В один, как пишут в сказках, прекрасный день, окончив работу, мы валялись на газонной травке и ждали машину, чтобы ехать в часть. Внезапно подходит ко мне боец и сообщает,
- Товарищ сержант, там какой-то мужик зовёт.
- И что ему нужно?
- Он не сказал.
Я оглянулся. Метрах в двадцати от нас, около сараев, стоял невысокий, плотный парень года на три старше меня. Я пошёл к сараям.
- Сержант, выпить хочешь? – спросил меня парень.
- Нет, - ответил я, - это всё?
- Подожди! Давай выпьем, у меня и пузырь с собой есть!
Нужно сказать, что для Петропавловска Камчатского такое предложение не было необычным. Лозунг «Народ и армия едины» в этом городе был воплощён в жизнь по максимуму. Не любил местный народ только воинов, носящих малиновые погоны, тех, кто охранял многочисленные зоны.
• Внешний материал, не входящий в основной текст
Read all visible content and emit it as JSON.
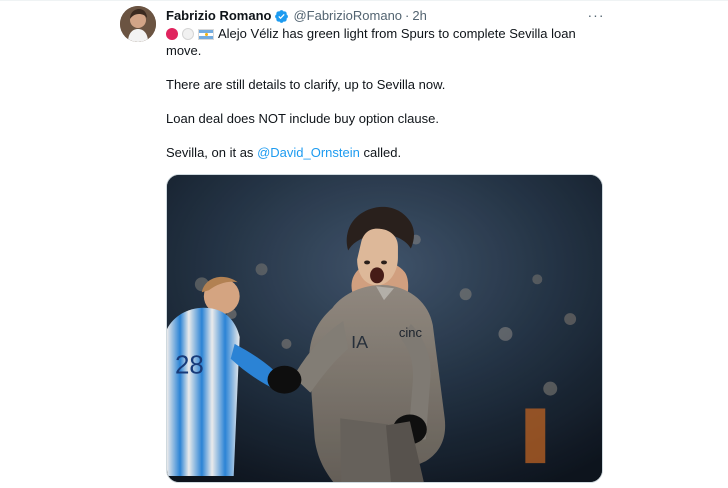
{
  "tweet": {
    "author": {
      "display_name": "Fabrizio Romano",
      "handle": "@FabrizioRomano",
      "time": "2h",
      "separator": "·",
      "avatar_icon": "avatar-photo-icon",
      "verified_icon": "verified-badge-icon"
    },
    "more_icon": "more-options-icon",
    "more_label": "···",
    "flags": [
      "red-circle-emoji",
      "white-circle-emoji",
      "argentina-flag-emoji"
    ],
    "lines": [
      "Alejo Véliz has green light from Spurs to complete Sevilla loan",
      "move.",
      "There are still details to clarify, up to Sevilla now.",
      "Loan deal does NOT include buy option clause.",
      "Sevilla, on it as",
      "called."
    ],
    "mention": "@David_Ornstein",
    "media": {
      "alt": "Football player celebrating in a stadium",
      "colors": {
        "background": "#243446",
        "player_jersey": "#8d857a",
        "opponent_jersey": "#2f8fe8",
        "brand_accent": "#1d9bf0"
      }
    }
  }
}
На нашей форме погоны были чёрные с эмблемой связи, стало быть, мы принадлежали к большей и, несомненно, лучшей части Вооружённых сил СССР. Почти каждому из нас случалось и ранее, будучи в увольнении, принимать приглашения от незнакомых людей и пить у них в кухне из гранёных стаканов божественный напиток «Резоль» (жидкость для укрепления волос на спиртовой основе), закусывая его жареной картошкой с тушёнкой. Люди, приглашавшие нас посидеть в домашней обстановке, скорее всего сами были в недавнем прошлом дембелями и тоска по нормальной жизни из их памяти ещё не выветрилась.
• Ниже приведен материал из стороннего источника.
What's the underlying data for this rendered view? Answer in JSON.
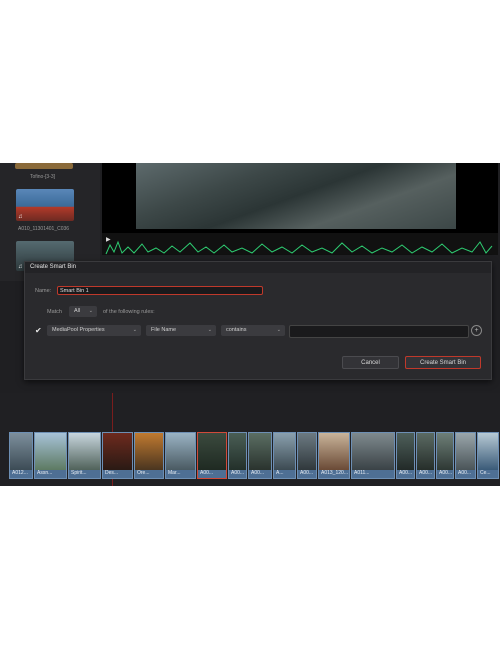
{
  "media_pool": {
    "clips": [
      {
        "caption": "Tofino-[3-3]"
      },
      {
        "caption": "A010_11301401_C036"
      }
    ]
  },
  "dialog": {
    "title": "Create Smart Bin",
    "name_label": "Name:",
    "name_value": "Smart Bin 1",
    "match_label": "Match",
    "match_value": "All",
    "match_suffix": "of the following rules:",
    "rule": {
      "field1": "MediaPool Properties",
      "field2": "File Name",
      "operator": "contains",
      "value": ""
    },
    "cancel_label": "Cancel",
    "create_label": "Create Smart Bin"
  },
  "timeline": {
    "clips": [
      {
        "label": "A012..."
      },
      {
        "label": "Assn..."
      },
      {
        "label": "Spirit..."
      },
      {
        "label": "Des..."
      },
      {
        "label": "Ore..."
      },
      {
        "label": "Mar..."
      },
      {
        "label": "A00..."
      },
      {
        "label": "A00..."
      },
      {
        "label": "A00..."
      },
      {
        "label": "A..."
      },
      {
        "label": "A00..."
      },
      {
        "label": "A013_120..."
      },
      {
        "label": "A011..."
      },
      {
        "label": "A00..."
      },
      {
        "label": "A00..."
      },
      {
        "label": "A00..."
      },
      {
        "label": "A00..."
      },
      {
        "label": "Ce..."
      }
    ]
  },
  "colors": {
    "accent_red": "#c0392b",
    "clip_blue": "#4e6f94",
    "waveform_green": "#2ecc71"
  }
}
- Давай, только быстро, машина вот – вот должна подойти!
Мы зашли за угол сарая, дабы подчинённые не видели командира, пьющего из горла бормотуху.
- Вениамин, - представился парень, можно просто Венка.
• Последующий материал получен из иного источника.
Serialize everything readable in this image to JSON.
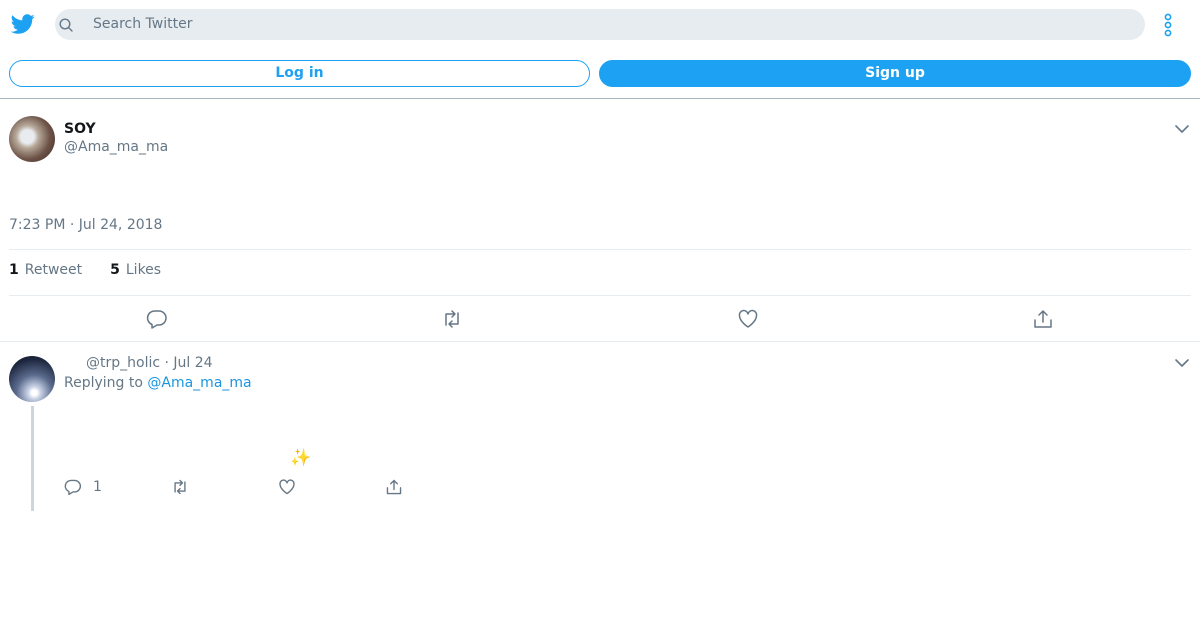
{
  "header": {
    "logo_icon": "twitter-bird-icon",
    "search_placeholder": "Search Twitter",
    "more_icon": "more-vertical-icon",
    "brand_color": "#1da1f2"
  },
  "auth": {
    "login_label": "Log in",
    "signup_label": "Sign up"
  },
  "tweet": {
    "author_name": "SOY",
    "author_handle": "@Ama_ma_ma",
    "timestamp": "7:23 PM · Jul 24, 2018",
    "retweets_count": "1",
    "retweets_label": "Retweet",
    "likes_count": "5",
    "likes_label": "Likes",
    "actions": [
      "reply-icon",
      "retweet-icon",
      "like-icon",
      "share-icon"
    ]
  },
  "reply": {
    "handle_and_date": "@trp_holic · Jul 24",
    "replying_prefix": "Replying to",
    "replying_to": "@Ama_ma_ma",
    "emoji": "✨",
    "reply_count": "1"
  }
}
- Саша, - пожал я руку нового знакомого, - Там сидело двадцать человек, почему ты захотел выпить именно со мной?
- Не знаю, - ответил Венка, - захотел и всё.
Подошла машина. На моей пачке «Примы» он нацарапал свой адрес,
- Будешь в городе – заходи, посидим, как люди.
- Спасибо! – ответил я, - будет случай, зайду.
Случай представился через месяц. Надоело сидеть в казарме, смотреть на опостылевшие рожи сослуживцев и в тысячный раз слушать заезженную пластинку «Прожектор шарит осторожно по пригорку …». Душа требовала перемен, и я отправился в город. В трущобах Петропавловска барак, в котором жил Венка, отыскался не без труда. Три года назад Венка, служивший во флоте, демобилизовался, остался в полюбившемся ему Петропавловске, устроился на работу в порт водолазом, получил комнатушку в бараке и выписал с материка маму.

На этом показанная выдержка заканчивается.